Journée nationale de la mémoire , Sétif : Souvenir et dignité

La célébration de la journée nationale de la Mémoire qui coïncide cette année avec le 76e anniversaire des massacres du 8 Mai 1945, a été marquée hier par des moments forts de recueillement à la mémoire de tous ceux qui se sont sacrifiés pour que vive l’Algérie libre et indépendante.
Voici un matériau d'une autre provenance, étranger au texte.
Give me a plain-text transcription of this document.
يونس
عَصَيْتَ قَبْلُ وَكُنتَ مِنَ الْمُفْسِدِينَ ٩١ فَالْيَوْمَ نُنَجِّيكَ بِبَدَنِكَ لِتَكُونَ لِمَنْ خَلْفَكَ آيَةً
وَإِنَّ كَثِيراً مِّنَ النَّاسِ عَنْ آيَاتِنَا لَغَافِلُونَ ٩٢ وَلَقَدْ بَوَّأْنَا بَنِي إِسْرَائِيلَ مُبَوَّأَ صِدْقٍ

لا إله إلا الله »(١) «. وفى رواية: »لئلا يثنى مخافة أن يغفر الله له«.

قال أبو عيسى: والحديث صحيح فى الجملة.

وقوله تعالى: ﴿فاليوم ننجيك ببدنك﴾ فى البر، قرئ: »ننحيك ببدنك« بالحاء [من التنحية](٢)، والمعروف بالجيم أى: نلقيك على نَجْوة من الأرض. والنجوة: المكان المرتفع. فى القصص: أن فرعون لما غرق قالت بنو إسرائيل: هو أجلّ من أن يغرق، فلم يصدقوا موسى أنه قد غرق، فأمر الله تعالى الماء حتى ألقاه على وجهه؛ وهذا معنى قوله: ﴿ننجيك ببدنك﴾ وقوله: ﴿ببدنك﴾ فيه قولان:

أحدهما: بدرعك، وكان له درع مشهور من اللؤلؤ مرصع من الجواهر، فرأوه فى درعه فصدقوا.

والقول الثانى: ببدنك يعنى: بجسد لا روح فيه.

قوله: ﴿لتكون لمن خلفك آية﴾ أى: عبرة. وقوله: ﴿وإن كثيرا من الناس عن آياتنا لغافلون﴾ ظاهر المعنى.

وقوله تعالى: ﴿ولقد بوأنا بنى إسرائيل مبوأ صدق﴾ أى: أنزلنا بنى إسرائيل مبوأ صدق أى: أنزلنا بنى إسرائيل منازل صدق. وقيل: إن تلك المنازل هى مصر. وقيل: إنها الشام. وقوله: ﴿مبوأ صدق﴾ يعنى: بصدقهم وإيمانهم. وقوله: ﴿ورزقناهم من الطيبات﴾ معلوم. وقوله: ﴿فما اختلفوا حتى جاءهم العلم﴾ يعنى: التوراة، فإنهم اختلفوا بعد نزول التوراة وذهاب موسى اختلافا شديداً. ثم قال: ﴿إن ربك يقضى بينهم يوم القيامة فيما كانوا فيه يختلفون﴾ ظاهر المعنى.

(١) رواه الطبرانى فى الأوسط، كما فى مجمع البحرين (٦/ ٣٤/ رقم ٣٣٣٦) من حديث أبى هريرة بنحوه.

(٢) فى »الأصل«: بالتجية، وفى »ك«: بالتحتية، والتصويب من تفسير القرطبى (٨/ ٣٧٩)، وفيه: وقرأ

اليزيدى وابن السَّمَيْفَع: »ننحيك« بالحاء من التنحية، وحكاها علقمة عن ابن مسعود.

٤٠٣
Sétif s’est réveillé tôt, en ce mardi jour de marché du 8 mai 1945, pour commémorer dans la dignité mais aussi beaucoup de fierté, ce premier anniversaire de la journée nationale de la Mémoire, instituée en 2020 par le président de la République, et revenir comme chaque année sur ces chemins de la liberté qui résonnent encore de Min Djibalina, du dernier soupir de Bouzid Saal tomb& à la fleur de ses 20 ans, l’emblème national à la main, des clameurs de milliers de citoyens bravant la répression sanglante.
Hier dans la matinée, Abdelmadjid Chikhi conseiller du président de la République chargé des archives et de la mémoire, Laid Rebiga, secrétaire général du ministère des Moudjahidines et des Ayants droit, Abdelaziz Fouhal représentant du secrétaire général de l’ONM ainsi que le wali, Kamel Abla, les autorités de la wilaya et les représentants de la famille révolutionnaire et du mouvement national, se sont d’abord rendus au cimetière de Sidi Said pour s’incliner devant la mémoire de ces dizaines d’Algériens jetés dans les fosses communes pour avoir revendiqué pacifiquement le droit à la liberté. Des moments forts où l’émotion était à son paroxysme mêlée à un sentiment de fierté de tous ces jeunes et moins jeunes qui marquaient ainsi leur attachement indéfectible aux valeurs de Mai précurseur de Novembre libérateur et exprimaient leur fidélité aux glorieux martyrs et artisans de la liberté. Comme en ce mardi 8 mai 1945, les responsables se rendent à proximité de la mosquée Abou Dher el Ghiffari pour se joindre aux nombreux citoyens et emprunter le même itinéraire que celui de la marche de la dignité a emprunté, il y a 76 ans.
Le cortège traverse une partie de l’avenue du 1er Novembre 1954 et la place du 8 Mai 1945 pour marquer le pas face à la stèle édifiée à la mémoire de Saal Bouzid, premier martyr de ces massacres, froidement abattu par un officier de la police pour avoir refusé de baisser l’emblème national. Une gerbe de fleurs est déposée au pied du buste du martyr pour préserver une mémoire qui refuse d’oublier la répression sauvage en ce mois de Mai de la douleur et de l’espoir.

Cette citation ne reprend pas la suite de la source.